State officials say the courier service will be quicker and more secure than the U.S. Postal Service or FedEx, which Erlanger and Parkridge, respectively, have used to send their tests.

"The sooner you can identify an infant might have a condition, the better the outcome," said Warren. "That is what is driving this."

The conditions that hospitals test for affect one in 800 babies.

The new services will be funded by raising the fee for the newborn screening lab tests, Warren said.

State officials recently decided to publicly start tracking the transit times after the Milwaukee Journal-Sentinel newspaper brought attention to the need for better oversight in an extensive investigation.

That series revealed serious delays in many hospitals' newborn screening procedures. It found that Tennessee was one of 14 states at the time that did not release information about the number of days it takes samples to reach the lab.

Tennessee also had no clear standard for how the specimens should be transported, and did not have its lab open on weekends.

In Georgia, samples must be sent by courier, overnight delivery, or express mail.
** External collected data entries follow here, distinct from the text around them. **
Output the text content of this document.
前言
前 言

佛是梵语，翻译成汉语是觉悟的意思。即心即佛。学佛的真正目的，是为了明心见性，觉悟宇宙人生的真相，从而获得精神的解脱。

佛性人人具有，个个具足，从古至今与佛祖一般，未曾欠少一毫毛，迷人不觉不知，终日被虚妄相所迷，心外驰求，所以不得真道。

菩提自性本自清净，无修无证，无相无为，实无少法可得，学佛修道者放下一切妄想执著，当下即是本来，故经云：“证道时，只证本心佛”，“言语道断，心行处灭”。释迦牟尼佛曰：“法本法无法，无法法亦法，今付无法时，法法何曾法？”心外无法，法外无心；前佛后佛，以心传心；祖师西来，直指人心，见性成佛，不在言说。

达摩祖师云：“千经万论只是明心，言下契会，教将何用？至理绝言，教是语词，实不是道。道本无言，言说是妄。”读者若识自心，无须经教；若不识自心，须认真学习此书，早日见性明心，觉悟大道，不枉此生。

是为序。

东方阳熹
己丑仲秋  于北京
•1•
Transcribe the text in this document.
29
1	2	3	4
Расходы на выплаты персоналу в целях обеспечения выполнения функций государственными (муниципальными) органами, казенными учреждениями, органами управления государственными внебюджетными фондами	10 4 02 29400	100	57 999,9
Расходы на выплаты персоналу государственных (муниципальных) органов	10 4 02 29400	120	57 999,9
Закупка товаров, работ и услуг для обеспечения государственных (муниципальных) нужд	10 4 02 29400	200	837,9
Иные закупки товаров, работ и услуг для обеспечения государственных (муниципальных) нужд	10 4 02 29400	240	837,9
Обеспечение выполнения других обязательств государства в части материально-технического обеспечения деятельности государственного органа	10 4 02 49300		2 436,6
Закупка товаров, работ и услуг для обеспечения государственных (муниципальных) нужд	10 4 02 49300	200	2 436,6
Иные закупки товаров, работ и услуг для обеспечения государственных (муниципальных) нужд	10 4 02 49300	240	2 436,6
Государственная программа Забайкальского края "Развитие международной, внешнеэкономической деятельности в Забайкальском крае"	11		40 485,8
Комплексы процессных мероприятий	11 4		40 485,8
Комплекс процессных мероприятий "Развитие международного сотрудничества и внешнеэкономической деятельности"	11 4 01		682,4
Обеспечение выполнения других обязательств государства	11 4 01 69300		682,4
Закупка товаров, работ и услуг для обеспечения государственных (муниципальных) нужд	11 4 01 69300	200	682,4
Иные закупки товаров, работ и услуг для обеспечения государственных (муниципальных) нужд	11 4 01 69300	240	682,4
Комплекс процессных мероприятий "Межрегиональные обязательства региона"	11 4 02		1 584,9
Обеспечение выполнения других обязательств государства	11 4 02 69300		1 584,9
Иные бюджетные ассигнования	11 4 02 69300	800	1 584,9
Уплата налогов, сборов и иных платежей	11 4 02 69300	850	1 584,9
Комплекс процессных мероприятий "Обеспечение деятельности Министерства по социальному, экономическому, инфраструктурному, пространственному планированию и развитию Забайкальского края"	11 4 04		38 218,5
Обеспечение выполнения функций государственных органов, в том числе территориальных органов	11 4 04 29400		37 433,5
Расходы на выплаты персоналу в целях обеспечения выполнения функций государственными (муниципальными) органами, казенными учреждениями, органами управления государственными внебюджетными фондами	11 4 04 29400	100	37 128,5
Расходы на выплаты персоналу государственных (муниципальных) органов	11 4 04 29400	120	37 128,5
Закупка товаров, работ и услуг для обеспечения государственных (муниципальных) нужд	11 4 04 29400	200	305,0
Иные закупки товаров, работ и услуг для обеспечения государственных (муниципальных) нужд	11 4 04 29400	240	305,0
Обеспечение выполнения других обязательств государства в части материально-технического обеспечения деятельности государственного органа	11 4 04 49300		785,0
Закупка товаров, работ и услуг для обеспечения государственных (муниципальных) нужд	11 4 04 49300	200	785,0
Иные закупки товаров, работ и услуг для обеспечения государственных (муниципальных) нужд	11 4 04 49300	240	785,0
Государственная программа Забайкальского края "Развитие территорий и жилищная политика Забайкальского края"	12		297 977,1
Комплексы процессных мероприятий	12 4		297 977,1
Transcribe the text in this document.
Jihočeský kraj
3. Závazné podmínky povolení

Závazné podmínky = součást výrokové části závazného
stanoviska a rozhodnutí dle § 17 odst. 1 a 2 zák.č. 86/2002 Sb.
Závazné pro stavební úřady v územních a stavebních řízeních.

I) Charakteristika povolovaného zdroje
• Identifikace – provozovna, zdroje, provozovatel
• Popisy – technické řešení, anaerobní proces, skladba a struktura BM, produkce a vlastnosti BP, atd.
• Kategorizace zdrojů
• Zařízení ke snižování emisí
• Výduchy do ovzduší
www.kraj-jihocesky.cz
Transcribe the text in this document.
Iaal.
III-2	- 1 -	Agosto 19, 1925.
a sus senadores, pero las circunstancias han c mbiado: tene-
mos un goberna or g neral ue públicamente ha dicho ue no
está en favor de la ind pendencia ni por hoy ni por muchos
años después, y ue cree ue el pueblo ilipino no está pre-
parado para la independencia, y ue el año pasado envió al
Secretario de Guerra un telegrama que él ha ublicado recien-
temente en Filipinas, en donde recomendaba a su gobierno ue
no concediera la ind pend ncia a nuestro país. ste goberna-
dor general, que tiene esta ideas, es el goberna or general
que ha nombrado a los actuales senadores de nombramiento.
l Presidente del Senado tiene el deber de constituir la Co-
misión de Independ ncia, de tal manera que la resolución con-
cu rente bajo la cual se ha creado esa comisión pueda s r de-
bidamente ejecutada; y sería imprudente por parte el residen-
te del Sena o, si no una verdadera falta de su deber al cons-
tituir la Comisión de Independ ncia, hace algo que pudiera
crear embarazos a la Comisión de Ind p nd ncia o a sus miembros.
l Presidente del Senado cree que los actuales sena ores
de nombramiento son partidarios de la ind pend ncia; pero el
Georgia's state lab pays for one UPS shipment each day from each hospital.

That Journal-Sentinel report, plus a growing emphasis on quality improvement for maternal and newborn health, spurred the state to bring more scrutiny and support to the process of newborn screenings, Warren said.

The Tennessee report for August showed approximately 92 percent of babies' samples were tested within 24-48 hours, while 6.7 percent were tested within 48 to 72 hours.